PAULKLEE

http://klee.exhn.jp/
パウルクレーについて書いておくつもりだったが、すっかり忘れていた。メモとしていくつか記しておく。
今回の展覧会では制作プロセスに主眼がおかれて文脈が作られていたこともあって、クレーが絵画に持ちこもうとしている問題系が非常に分かりやすかったように思われる。
それは有り体にいえばPhotoshop的論理とIllustrator的論理の統合をはかるということなのだが、そこに運動(及び時間)が関わるということである。分かりにくいので補足する。

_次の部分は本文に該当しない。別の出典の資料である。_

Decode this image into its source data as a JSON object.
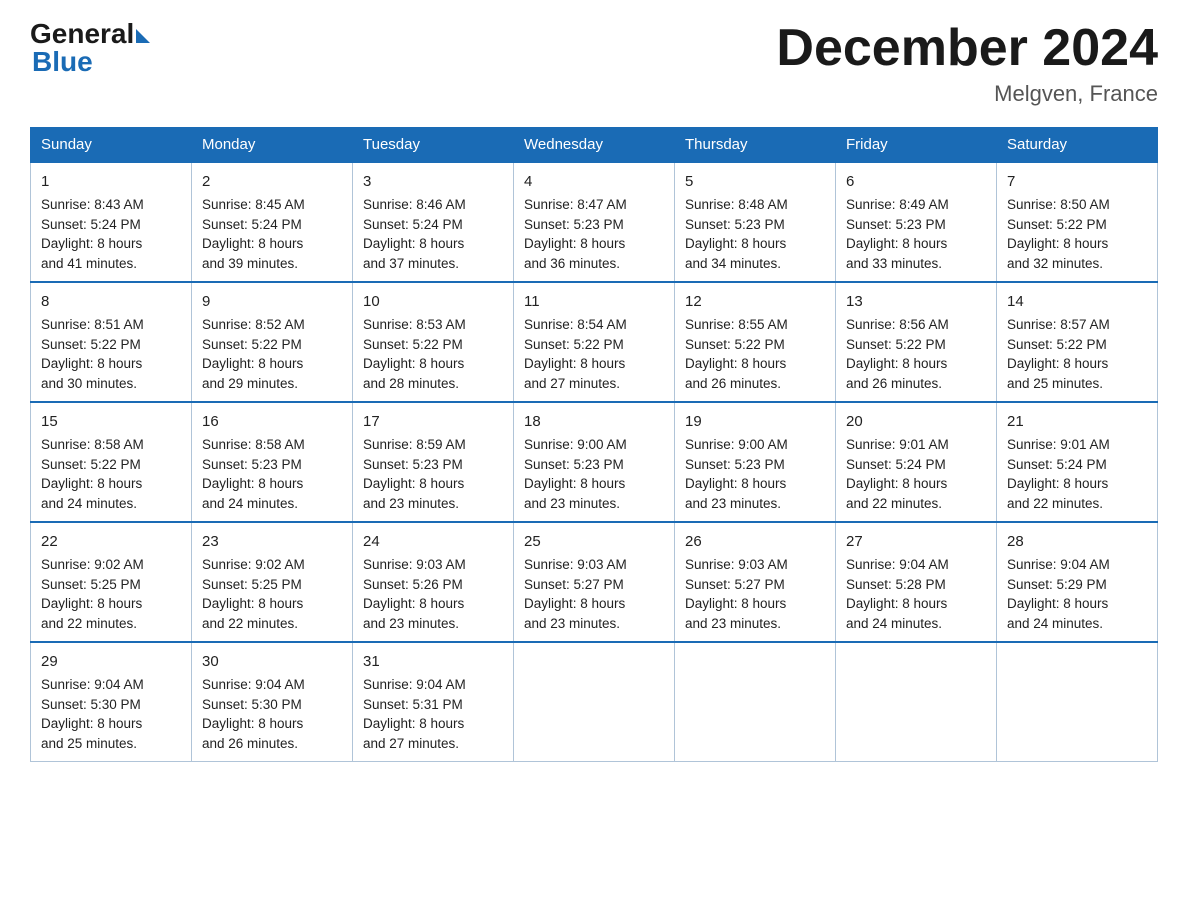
{
  "header": {
    "logo_general": "General",
    "logo_blue": "Blue",
    "month_title": "December 2024",
    "location": "Melgven, France"
  },
  "days_of_week": [
    "Sunday",
    "Monday",
    "Tuesday",
    "Wednesday",
    "Thursday",
    "Friday",
    "Saturday"
  ],
  "weeks": [
    [
      {
        "day": "1",
        "sunrise": "8:43 AM",
        "sunset": "5:24 PM",
        "daylight": "8 hours and 41 minutes."
      },
      {
        "day": "2",
        "sunrise": "8:45 AM",
        "sunset": "5:24 PM",
        "daylight": "8 hours and 39 minutes."
      },
      {
        "day": "3",
        "sunrise": "8:46 AM",
        "sunset": "5:24 PM",
        "daylight": "8 hours and 37 minutes."
      },
      {
        "day": "4",
        "sunrise": "8:47 AM",
        "sunset": "5:23 PM",
        "daylight": "8 hours and 36 minutes."
      },
      {
        "day": "5",
        "sunrise": "8:48 AM",
        "sunset": "5:23 PM",
        "daylight": "8 hours and 34 minutes."
      },
      {
        "day": "6",
        "sunrise": "8:49 AM",
        "sunset": "5:23 PM",
        "daylight": "8 hours and 33 minutes."
      },
      {
        "day": "7",
        "sunrise": "8:50 AM",
        "sunset": "5:22 PM",
        "daylight": "8 hours and 32 minutes."
      }
    ],
    [
      {
        "day": "8",
        "sunrise": "8:51 AM",
        "sunset": "5:22 PM",
        "daylight": "8 hours and 30 minutes."
      },
      {
        "day": "9",
        "sunrise": "8:52 AM",
        "sunset": "5:22 PM",
        "daylight": "8 hours and 29 minutes."
      },
      {
        "day": "10",
        "sunrise": "8:53 AM",
        "sunset": "5:22 PM",
        "daylight": "8 hours and 28 minutes."
      },
      {
        "day": "11",
        "sunrise": "8:54 AM",
        "sunset": "5:22 PM",
        "daylight": "8 hours and 27 minutes."
      },
      {
        "day": "12",
        "sunrise": "8:55 AM",
        "sunset": "5:22 PM",
        "daylight": "8 hours and 26 minutes."
      },
      {
        "day": "13",
        "sunrise": "8:56 AM",
        "sunset": "5:22 PM",
        "daylight": "8 hours and 26 minutes."
      },
      {
        "day": "14",
        "sunrise": "8:57 AM",
        "sunset": "5:22 PM",
        "daylight": "8 hours and 25 minutes."
      }
    ],
    [
      {
        "day": "15",
        "sunrise": "8:58 AM",
        "sunset": "5:22 PM",
        "daylight": "8 hours and 24 minutes."
      },
      {
        "day": "16",
        "sunrise": "8:58 AM",
        "sunset": "5:23 PM",
        "daylight": "8 hours and 24 minutes."
      },
      {
        "day": "17",
        "sunrise": "8:59 AM",
        "sunset": "5:23 PM",
        "daylight": "8 hours and 23 minutes."
      },
      {
        "day": "18",
        "sunrise": "9:00 AM",
        "sunset": "5:23 PM",
        "daylight": "8 hours and 23 minutes."
      },
      {
        "day": "19",
        "sunrise": "9:00 AM",
        "sunset": "5:23 PM",
        "daylight": "8 hours and 23 minutes."
      },
      {
        "day": "20",
        "sunrise": "9:01 AM",
        "sunset": "5:24 PM",
        "daylight": "8 hours and 22 minutes."
      },
      {
        "day": "21",
        "sunrise": "9:01 AM",
        "sunset": "5:24 PM",
        "daylight": "8 hours and 22 minutes."
      }
    ],
    [
      {
        "day": "22",
        "sunrise": "9:02 AM",
        "sunset": "5:25 PM",
        "daylight": "8 hours and 22 minutes."
      },
      {
        "day": "23",
        "sunrise": "9:02 AM",
        "sunset": "5:25 PM",
        "daylight": "8 hours and 22 minutes."
      },
      {
        "day": "24",
        "sunrise": "9:03 AM",
        "sunset": "5:26 PM",
        "daylight": "8 hours and 23 minutes."
      },
      {
        "day": "25",
        "sunrise": "9:03 AM",
        "sunset": "5:27 PM",
        "daylight": "8 hours and 23 minutes."
      },
      {
        "day": "26",
        "sunrise": "9:03 AM",
        "sunset": "5:27 PM",
        "daylight": "8 hours and 23 minutes."
      },
      {
        "day": "27",
        "sunrise": "9:04 AM",
        "sunset": "5:28 PM",
        "daylight": "8 hours and 24 minutes."
      },
      {
        "day": "28",
        "sunrise": "9:04 AM",
        "sunset": "5:29 PM",
        "daylight": "8 hours and 24 minutes."
      }
    ],
    [
      {
        "day": "29",
        "sunrise": "9:04 AM",
        "sunset": "5:30 PM",
        "daylight": "8 hours and 25 minutes."
      },
      {
        "day": "30",
        "sunrise": "9:04 AM",
        "sunset": "5:30 PM",
        "daylight": "8 hours and 26 minutes."
      },
      {
        "day": "31",
        "sunrise": "9:04 AM",
        "sunset": "5:31 PM",
        "daylight": "8 hours and 27 minutes."
      },
      null,
      null,
      null,
      null
    ]
  ],
  "labels": {
    "sunrise": "Sunrise:",
    "sunset": "Sunset:",
    "daylight": "Daylight:"
  }
}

対象の像を絵画平面上に定着させる論理として、基本的には色(光)として記述するか、形体(線)として記述するか、という問題があり、それらは基本的に排他的なシステムとして閉じている。ラスターデータ(Photoshop)とベクターデータ(Illustrator)は基本的には相容れない。

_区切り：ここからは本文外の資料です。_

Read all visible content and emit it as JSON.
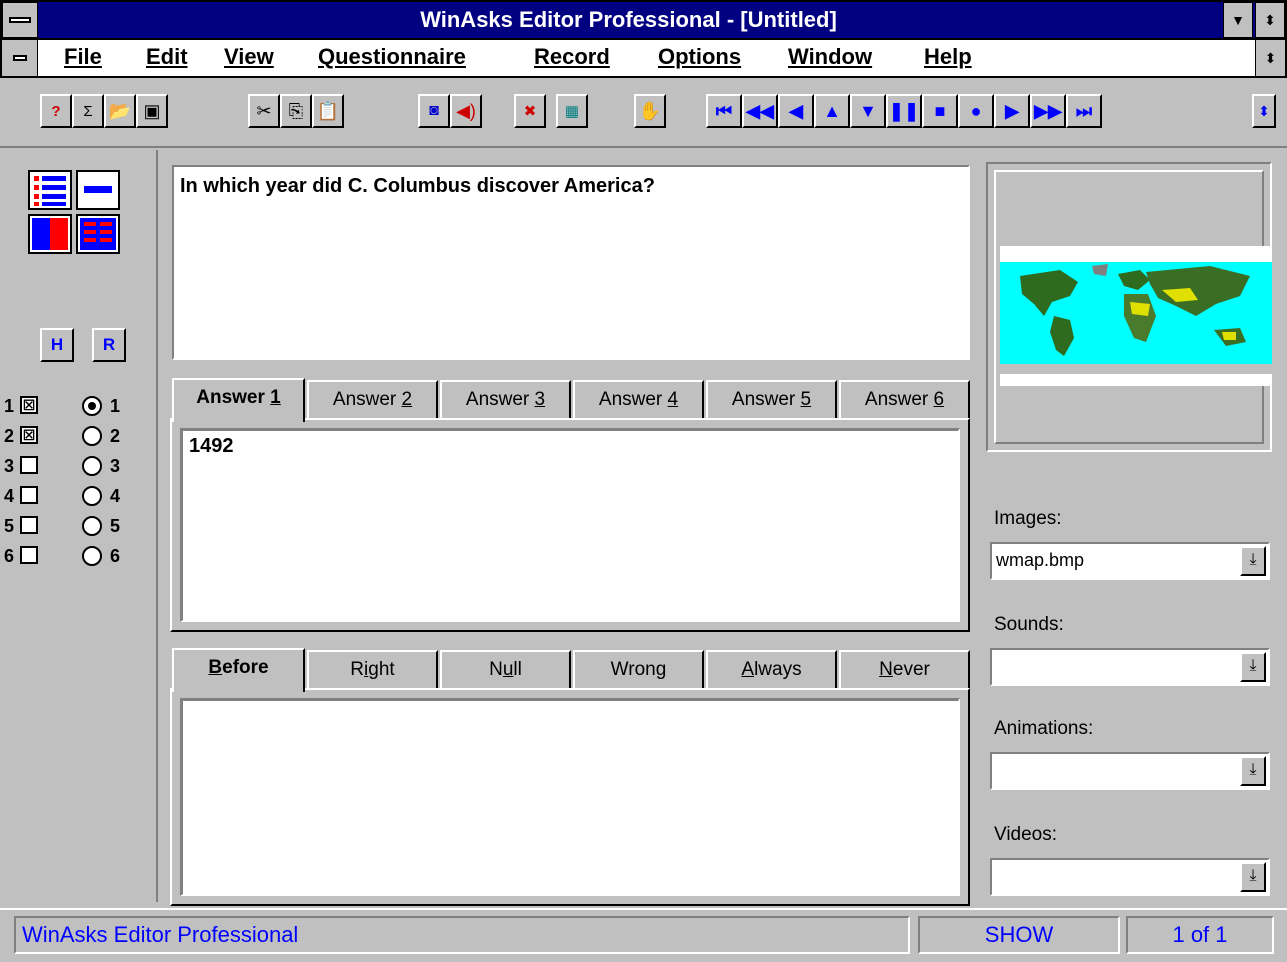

これを如何に統一するかということが近代絵画の引き受けている大きな問題系の一つであると思うのだが、クレーの場合はこれらの異なる記述体系の統合をはかる際、「如何にそれぞれの異なるパラメータを接合し溝を埋めるか」ということではなく、そのまま「異なるパラメータをもつデータを重ねあわせた際に、如何に各々の体系が破れる(破綻する)のか」という点をフックにして制作をしているように思われる。
基本的には閉じている体系を異なる体系と衝突させることで、破綻する瞬間を作り出す。そしてその体系の破れをフックに、切断、回転、置き換え、接合、というような静止した平面自体を破る契機として利用しているのではないか。
では、その静止した絵画平面を破ることによって導入しようとしていることは何か。それは運動、時間(対象を見るという制作者(クレー)の運動、それに要する時間、及びそれらが記述された絵画平面を見るという(鑑賞者の)運動、それに要する時間)ではないか、というのが現段階での私の予測である。
※カタログを熟読できていないので、あくまで作品から引き出せたものだけで考えてみた現段階での予測であるが、あながち間違ったモノでないことを願う。